The bill, dubbed the Lavinia Masters Act, was named for a Dallas girl who was raped at 13 but waited more than 20 years for her rape kit to be tested, blocking its use by prosecutors.

Under HB 8, investigators have 30 days to send evidence to a crime lab, which has 90 days to complete its analysis, but only if sufficient resources and personnel are available. To help with that, the Legislature devoted $50 million to improving outdated technology and addressing a lack of qualified testers over the next two years.

Tobacco, abortion, more

• SB 21 makes it illegal to buy, use or possess tobacco and vaping products for those under age 21. Violations could bring a $100 fine, although members of the military who are at least 18 years old are exempted from the new age limit.

Texas becomes the 15th state to raise the legal age to 21, with similar laws in three additional states taking effect by Dec. 1, according to the Tobacco 21 advocacy group.

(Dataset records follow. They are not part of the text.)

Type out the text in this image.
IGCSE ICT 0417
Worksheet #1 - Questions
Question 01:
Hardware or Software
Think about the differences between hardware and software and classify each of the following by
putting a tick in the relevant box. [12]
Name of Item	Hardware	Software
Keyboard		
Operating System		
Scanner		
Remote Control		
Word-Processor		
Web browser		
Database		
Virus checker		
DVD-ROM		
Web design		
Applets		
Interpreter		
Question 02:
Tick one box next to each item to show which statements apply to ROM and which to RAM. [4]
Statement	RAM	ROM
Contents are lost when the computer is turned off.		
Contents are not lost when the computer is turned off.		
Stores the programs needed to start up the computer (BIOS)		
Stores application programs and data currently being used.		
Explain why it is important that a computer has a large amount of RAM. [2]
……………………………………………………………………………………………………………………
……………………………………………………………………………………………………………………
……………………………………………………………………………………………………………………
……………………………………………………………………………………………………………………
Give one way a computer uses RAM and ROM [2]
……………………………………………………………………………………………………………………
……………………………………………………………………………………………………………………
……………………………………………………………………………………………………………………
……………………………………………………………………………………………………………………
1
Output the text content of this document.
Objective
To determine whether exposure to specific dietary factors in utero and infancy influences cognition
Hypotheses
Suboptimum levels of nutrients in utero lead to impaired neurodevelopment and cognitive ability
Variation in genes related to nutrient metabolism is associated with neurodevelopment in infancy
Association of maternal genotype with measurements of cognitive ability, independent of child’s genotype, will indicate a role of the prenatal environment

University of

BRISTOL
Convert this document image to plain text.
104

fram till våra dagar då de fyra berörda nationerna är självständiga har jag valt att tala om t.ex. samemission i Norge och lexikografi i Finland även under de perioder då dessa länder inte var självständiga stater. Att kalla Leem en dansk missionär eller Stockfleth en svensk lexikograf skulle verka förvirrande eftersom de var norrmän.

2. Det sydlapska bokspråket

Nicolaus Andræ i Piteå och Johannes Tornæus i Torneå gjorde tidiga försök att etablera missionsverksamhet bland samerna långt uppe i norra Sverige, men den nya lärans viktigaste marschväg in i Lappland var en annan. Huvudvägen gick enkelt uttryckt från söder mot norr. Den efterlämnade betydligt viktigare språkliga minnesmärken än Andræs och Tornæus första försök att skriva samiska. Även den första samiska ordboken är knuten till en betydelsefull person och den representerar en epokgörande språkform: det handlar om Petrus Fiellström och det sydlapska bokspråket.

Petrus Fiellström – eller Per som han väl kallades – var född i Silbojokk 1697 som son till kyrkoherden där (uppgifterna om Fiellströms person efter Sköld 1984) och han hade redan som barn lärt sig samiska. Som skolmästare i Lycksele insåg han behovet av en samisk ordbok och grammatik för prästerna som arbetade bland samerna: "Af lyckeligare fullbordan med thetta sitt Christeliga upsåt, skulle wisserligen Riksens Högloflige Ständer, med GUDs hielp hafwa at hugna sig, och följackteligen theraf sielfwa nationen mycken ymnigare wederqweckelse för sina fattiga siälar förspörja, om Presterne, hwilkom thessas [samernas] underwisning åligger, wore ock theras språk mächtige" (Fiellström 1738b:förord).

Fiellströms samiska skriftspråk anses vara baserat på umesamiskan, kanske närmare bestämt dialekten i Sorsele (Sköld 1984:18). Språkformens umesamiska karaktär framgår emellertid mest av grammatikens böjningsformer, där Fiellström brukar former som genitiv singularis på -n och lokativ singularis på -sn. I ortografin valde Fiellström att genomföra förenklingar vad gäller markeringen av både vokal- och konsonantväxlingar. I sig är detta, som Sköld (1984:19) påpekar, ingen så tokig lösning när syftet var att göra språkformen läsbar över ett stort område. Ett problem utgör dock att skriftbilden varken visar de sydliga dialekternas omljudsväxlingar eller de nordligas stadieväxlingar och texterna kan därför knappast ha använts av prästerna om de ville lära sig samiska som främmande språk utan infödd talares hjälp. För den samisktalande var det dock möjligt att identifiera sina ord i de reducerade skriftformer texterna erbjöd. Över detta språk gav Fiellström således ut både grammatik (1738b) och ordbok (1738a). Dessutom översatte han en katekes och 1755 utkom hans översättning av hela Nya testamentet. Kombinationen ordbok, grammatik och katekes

• One new abortion regulation blocks cities and counties from contracts with abortion providers or affiliates, a rule intended to starve Planned Parenthood of government funding. Another law requires abortion doctors to provide medical care to babies born alive during an abortion, an extremely rare event, particularly in Texas, which outlaws abortions after 20 weeks of pregnancy, before the age of viability outside the womb.

• HB 3582 allows people charged with a first driving while intoxicated offense to receive deferred adjudication, a form of probation. The change is meant to give defendants an incentive to get court-ordered treatment instead of pleading guilty and getting a quick sentence, raising the odds of future bouts of drinking and driving.

• Coercing a student to consume alcohol or take drugs to the point of intoxication is added to the definition of hazing, a crime under state law, under SB 38.

• Finally, children across Texas are free to operate the occasional lemonade stand. HB 234 blocks property associations and local governments from outlawing the stands or requiring the kids to get a permit.

On final passage, Lt. Gov. Dan Patrick summed it up this way: "To think that anyone would deny them that privilege and that we have to come here and pass a bill is kind of ludicrous."